Four times per year, the Power of Service Award is given in Utah. It’s purpose is to recognize people or organizations within Utah that have balled out at serving others — I’m pretty sure this is the official description for the award, but I might be wrong on that.
Regardless of the official description, V School has recently been bestowed the Power of Service Award for their work with the Refugee Coding Project, a program designed to help refugees within Utah learn how to code. Alongside a slew of other Utah-based organizations — including Cotopaxi, Adobe, Sustainable Startups, Goldman Sachs, Utah Open Source, Department of Workforce Services, and Westminster College — V School has provided volunteer hours to help this program grow, teaching potential coders from six different refugee communities (Burundi, Bhutan, Congo, Burma, South Sudan, Sudan).
“The irony is that the more time we spend serving our refugee communities, the more light, passion, and friendship these kids give us,” said Mo Reeder, CMO of V School. “It’s a lopsided relationship really, with us on the receiving end more often than not.”

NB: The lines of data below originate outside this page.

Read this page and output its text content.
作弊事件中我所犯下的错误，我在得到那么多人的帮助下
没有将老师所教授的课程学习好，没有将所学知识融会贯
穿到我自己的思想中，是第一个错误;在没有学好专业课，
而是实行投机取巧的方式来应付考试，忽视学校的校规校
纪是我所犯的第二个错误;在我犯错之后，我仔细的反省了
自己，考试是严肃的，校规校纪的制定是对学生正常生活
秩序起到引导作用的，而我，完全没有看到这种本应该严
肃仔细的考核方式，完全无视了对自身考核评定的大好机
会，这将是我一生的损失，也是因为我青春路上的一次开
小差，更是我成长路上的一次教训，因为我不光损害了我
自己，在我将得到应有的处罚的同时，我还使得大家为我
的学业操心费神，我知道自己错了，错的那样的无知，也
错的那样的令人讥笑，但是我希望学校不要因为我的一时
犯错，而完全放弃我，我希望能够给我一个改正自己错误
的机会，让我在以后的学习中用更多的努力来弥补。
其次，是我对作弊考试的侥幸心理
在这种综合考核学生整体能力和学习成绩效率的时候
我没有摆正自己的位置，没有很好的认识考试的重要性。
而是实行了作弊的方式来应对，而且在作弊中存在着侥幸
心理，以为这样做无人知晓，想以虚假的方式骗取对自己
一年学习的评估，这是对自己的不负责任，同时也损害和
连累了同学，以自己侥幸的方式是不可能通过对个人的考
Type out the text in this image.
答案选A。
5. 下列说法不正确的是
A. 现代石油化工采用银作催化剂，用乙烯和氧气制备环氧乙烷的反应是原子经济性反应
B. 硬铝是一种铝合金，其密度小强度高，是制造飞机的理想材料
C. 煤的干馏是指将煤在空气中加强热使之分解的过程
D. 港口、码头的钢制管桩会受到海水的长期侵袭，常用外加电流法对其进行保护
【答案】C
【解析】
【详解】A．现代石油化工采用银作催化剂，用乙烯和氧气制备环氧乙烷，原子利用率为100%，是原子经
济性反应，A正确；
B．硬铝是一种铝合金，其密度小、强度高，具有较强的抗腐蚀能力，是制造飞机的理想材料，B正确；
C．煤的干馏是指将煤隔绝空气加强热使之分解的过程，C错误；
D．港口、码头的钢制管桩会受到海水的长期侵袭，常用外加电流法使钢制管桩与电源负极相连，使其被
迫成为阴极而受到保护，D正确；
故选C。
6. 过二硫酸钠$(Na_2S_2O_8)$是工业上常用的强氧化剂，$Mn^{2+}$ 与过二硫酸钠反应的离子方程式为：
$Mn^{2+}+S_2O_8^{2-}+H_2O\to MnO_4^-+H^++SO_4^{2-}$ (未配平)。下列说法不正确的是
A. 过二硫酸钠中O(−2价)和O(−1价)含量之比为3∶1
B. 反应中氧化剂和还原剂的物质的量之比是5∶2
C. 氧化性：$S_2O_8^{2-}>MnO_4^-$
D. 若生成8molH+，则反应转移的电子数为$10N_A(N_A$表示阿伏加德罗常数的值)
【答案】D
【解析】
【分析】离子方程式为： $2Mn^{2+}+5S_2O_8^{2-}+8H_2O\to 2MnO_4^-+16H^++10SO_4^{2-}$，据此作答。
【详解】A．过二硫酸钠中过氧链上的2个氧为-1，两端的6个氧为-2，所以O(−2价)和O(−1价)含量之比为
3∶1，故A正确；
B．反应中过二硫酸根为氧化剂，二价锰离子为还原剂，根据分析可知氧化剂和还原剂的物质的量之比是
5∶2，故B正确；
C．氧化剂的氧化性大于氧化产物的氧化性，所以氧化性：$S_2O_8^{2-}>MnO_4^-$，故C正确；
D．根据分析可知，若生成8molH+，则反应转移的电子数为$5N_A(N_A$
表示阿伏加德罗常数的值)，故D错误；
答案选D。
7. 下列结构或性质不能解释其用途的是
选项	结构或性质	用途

As part of the program, youths from these refugee communities participated in a 20-week course based upon Code.org curriculum and taught by volunteers from the above organizations. V School hosted a hackathon at the end of May to let students showcase their skills and potentially help them on the road towards become professional developers. And as all Utahns know, developers are always in high demand.
“Our state cares about refugees,” said Reeder. “This is our response to a growing technology gap that is leaving certain citizens without the proper job training to land great-paying, unfilled jobs in tech.”